New York’s Louis K. Meisel Gallery Has Added Three Influential Photorealist Artists to Its Roster
Artists Ben Johnson, Davis Cone, and Rod Penner have joined the gallery's focused roster.
New York’s go-to gallery for photorealist art, Louis K. Meisel, has been firing on all cylinders this year, adding three new artists—Ben Johnson, Davis Cone, and Rod Penner—to its roster since January.
The gallery, which has defined itself with carefully executed exhibitions of works by leading photorealist artists, including Audrey Flack, Robert Bechtle, and Yigal Ozeri, will be showcasing works by all three of its new artists throughout the coming year.
Find out more about each of the artists—and see their works—below.
Ben Johnson’s Architectural Investigations
London-based artist Ben Johnson makes immersive, large-scale paintings of interiors and cityscapes that are rooted in an interest in architectural history as well as the ways that those histories influence perspective. Johnson first adopted architecture as his subject in the 1960s, focusing on contemporary architecture and industrial design, but evolving over the years to include Neoclassical interiors and Islamic architecture, and more recently panoramic views of cities. Alway emptied of people, these scenes are meant to create a space for contemplation.
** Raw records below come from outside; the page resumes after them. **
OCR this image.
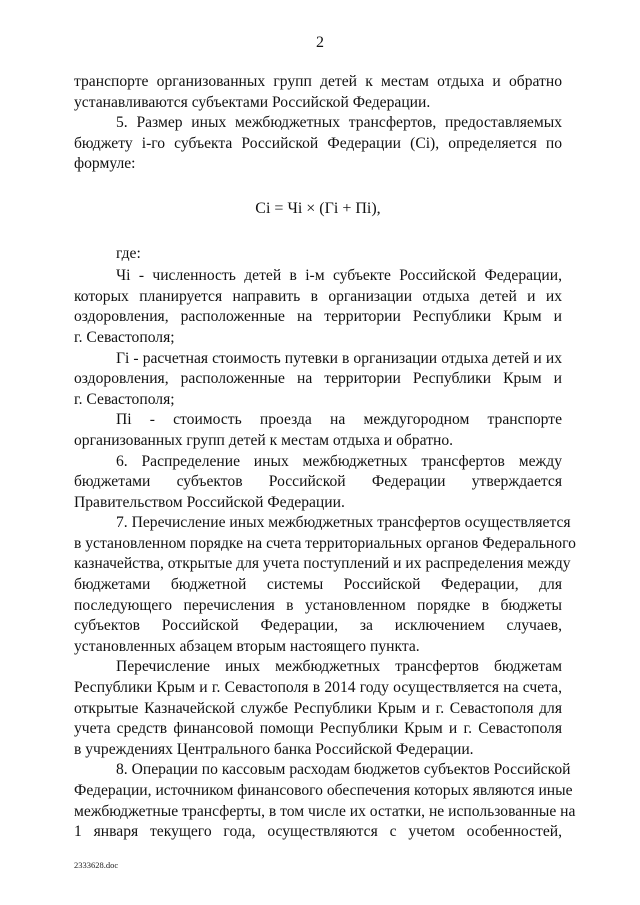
2
транспорте организованных групп детей к местам отдыха и обратно
устанавливаются субъектами Российской Федерации.
5. Размер иных межбюджетных трансфертов, предоставляемых
бюджету i-го субъекта Российской Федерации (Ci), определяется по
формуле:
Ci = Чi × (Гi + Пi),
где:
Чi - численность детей в i-м субъекте Российской Федерации,
которых планируется направить в организации отдыха детей и их
оздоровления, расположенные на территории Республики Крым и
г. Севастополя;
Гi - расчетная стоимость путевки в организации отдыха детей и их
оздоровления, расположенные на территории Республики Крым и
г. Севастополя;
Пi - стоимость проезда на междугородном транспорте
организованных групп детей к местам отдыха и обратно.
6. Распределение иных межбюджетных трансфертов между
бюджетами субъектов Российской Федерации утверждается
Правительством Российской Федерации.
7. Перечисление иных межбюджетных трансфертов осуществляется
в установленном порядке на счета территориальных органов Федерального
казначейства, открытые для учета поступлений и их распределения между
бюджетами бюджетной системы Российской Федерации, для
последующего перечисления в установленном порядке в бюджеты
субъектов Российской Федерации, за исключением случаев,
установленных абзацем вторым настоящего пункта.
Перечисление иных межбюджетных трансфертов бюджетам
Республики Крым и г. Севастополя в 2014 году осуществляется на счета,
открытые Казначейской службе Республики Крым и г. Севастополя для
учета средств финансовой помощи Республики Крым и г. Севастополя
в учреждениях Центрального банка Российской Федерации.
8. Операции по кассовым расходам бюджетов субъектов Российской
Федерации, источником финансового обеспечения которых являются иные
межбюджетные трансферты, в том числе их остатки, не использованные на
1 января текущего года, осуществляются с учетом особенностей,
2333628.doc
Davis Cone’s Americana Marquee Theaters
The classic American theater marquee has been Davis Cone’s devoted subject since the 1970s. Over the decades, Cone has painted more than 100 theater facades from various locations across the United States, and which, intrinsic to their different sites, capture the varied American landscapes, from rural midwestern towns to the city streets of Miami and New York. What unifies many of these works is the stark juxtaposition of the glamourous Art Deco design of these often abandoned theaters against their contemporary surroundings.
Rod E. Penner’s Gritty Southwestern Scenes
For the past 30 years, Texas-based artist Rod E. Penner has created cinematic paintings that capture the overlooked beauty and grit of southwestern American towns. Penner brings his focus not to the wonder of the landscapes alone, but to scenes of poverty and isolation experienced in many of these desolate towns. Penner manages to locate the beauty of the main streets, abandoned buildings, and the track housing of the post-war era without idealizing the sometimes stark realities of life in these places.